Every culture has cooked over fire. Some anthropologists argue it's how we got here, that cooking meat over flame is what allowed the human brain to develop, that we are, in some measurable sense, a species shaped by the fire of a grill. The tools change, the grates, the fuel, the cuts of meat, but the instinct doesn't. You put food over flame and something happens that doesn't happen any other way. The char, the smoke, the particular violence of direct heat.
April comes and the weather shifts, not warm, just less cold, something the kitchen responds to. The grate gets brushed. There's a strange logic to it, that as the air finally warms, the instinct is to cook over more heat, not less. Hotter days, hotter fire.
The asparagus blackens at the tips first. The bread takes on color in the places where it touches iron. The burger, good beef, seasoned, sits on the grate and the fat runs and the smoke comes up around it and you leave it alone because that's the whole job right there. Leaving it alone.
There's a sound a steak makes when it hits a hot grate, not a sizzle, a crack. Fat hitting iron that's been building heat for an hour.

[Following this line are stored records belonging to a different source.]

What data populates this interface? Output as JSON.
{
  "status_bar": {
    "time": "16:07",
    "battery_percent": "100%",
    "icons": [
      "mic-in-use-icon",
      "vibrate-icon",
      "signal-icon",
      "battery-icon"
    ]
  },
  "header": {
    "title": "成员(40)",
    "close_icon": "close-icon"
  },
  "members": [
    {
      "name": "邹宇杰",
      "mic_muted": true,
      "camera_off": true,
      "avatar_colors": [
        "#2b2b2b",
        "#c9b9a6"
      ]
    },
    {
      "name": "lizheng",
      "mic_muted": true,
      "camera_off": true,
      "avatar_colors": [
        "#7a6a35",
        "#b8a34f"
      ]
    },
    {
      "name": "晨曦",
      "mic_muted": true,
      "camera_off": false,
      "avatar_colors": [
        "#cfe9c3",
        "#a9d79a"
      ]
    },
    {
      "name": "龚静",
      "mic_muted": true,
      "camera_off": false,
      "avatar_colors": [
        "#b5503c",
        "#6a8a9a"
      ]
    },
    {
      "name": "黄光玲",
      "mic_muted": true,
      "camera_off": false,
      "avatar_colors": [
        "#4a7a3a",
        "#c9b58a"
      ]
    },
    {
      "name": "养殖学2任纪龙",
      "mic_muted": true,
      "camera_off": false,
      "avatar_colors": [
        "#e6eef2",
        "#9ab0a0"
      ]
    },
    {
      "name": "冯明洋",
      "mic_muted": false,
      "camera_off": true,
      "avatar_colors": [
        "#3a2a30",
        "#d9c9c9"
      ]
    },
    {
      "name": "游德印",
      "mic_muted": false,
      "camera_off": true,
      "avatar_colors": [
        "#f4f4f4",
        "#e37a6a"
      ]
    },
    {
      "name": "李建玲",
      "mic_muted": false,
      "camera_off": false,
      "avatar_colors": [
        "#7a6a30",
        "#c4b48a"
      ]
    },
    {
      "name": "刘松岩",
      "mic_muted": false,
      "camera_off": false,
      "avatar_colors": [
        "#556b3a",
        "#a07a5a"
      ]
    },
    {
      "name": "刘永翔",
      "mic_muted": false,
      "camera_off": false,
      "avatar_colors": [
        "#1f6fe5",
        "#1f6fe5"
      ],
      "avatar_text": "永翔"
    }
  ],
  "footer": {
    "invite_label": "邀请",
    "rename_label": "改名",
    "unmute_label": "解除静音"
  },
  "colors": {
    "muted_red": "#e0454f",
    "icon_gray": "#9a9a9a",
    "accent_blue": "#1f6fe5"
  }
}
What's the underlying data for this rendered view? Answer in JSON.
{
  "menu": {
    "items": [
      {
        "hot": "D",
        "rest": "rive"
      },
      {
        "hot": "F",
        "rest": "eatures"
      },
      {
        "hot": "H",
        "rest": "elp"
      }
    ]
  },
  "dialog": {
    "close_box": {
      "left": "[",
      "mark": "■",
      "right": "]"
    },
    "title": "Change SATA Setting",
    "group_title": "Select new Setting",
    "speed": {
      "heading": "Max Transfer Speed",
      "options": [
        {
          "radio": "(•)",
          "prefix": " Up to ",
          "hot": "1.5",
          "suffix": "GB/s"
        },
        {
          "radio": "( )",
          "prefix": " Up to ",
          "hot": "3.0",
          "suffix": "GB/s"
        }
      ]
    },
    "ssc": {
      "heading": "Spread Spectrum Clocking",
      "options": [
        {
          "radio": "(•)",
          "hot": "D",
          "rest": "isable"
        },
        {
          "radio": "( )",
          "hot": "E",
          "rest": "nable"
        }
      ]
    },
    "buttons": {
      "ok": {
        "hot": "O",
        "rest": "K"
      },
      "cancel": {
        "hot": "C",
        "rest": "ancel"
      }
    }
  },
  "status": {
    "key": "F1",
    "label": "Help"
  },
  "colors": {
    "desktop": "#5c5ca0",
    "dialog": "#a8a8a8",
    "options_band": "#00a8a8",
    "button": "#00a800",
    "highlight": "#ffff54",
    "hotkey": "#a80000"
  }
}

You smell the char before you see it. Something settles. The steak is where most cooks give themselves away. They move it too soon, cut into it too early, can't resist knowing. Chef Ben resists. He's looking at the color, the crust forming at the edge, and he's waiting for something that isn't on a timer.
At Per Diem the grill pulls from wherever the menu is going with specials for the week. One week there's something with harissa, the next a preparation that owes more to Southeast Asia than Lancaster County. The grill is where those ideas get tested against something real. Spice rubs, marinades, finishes built from ingredients that didn't grow anywhere near here, they all end up on the same grate, over the same fire for Chef and his crew.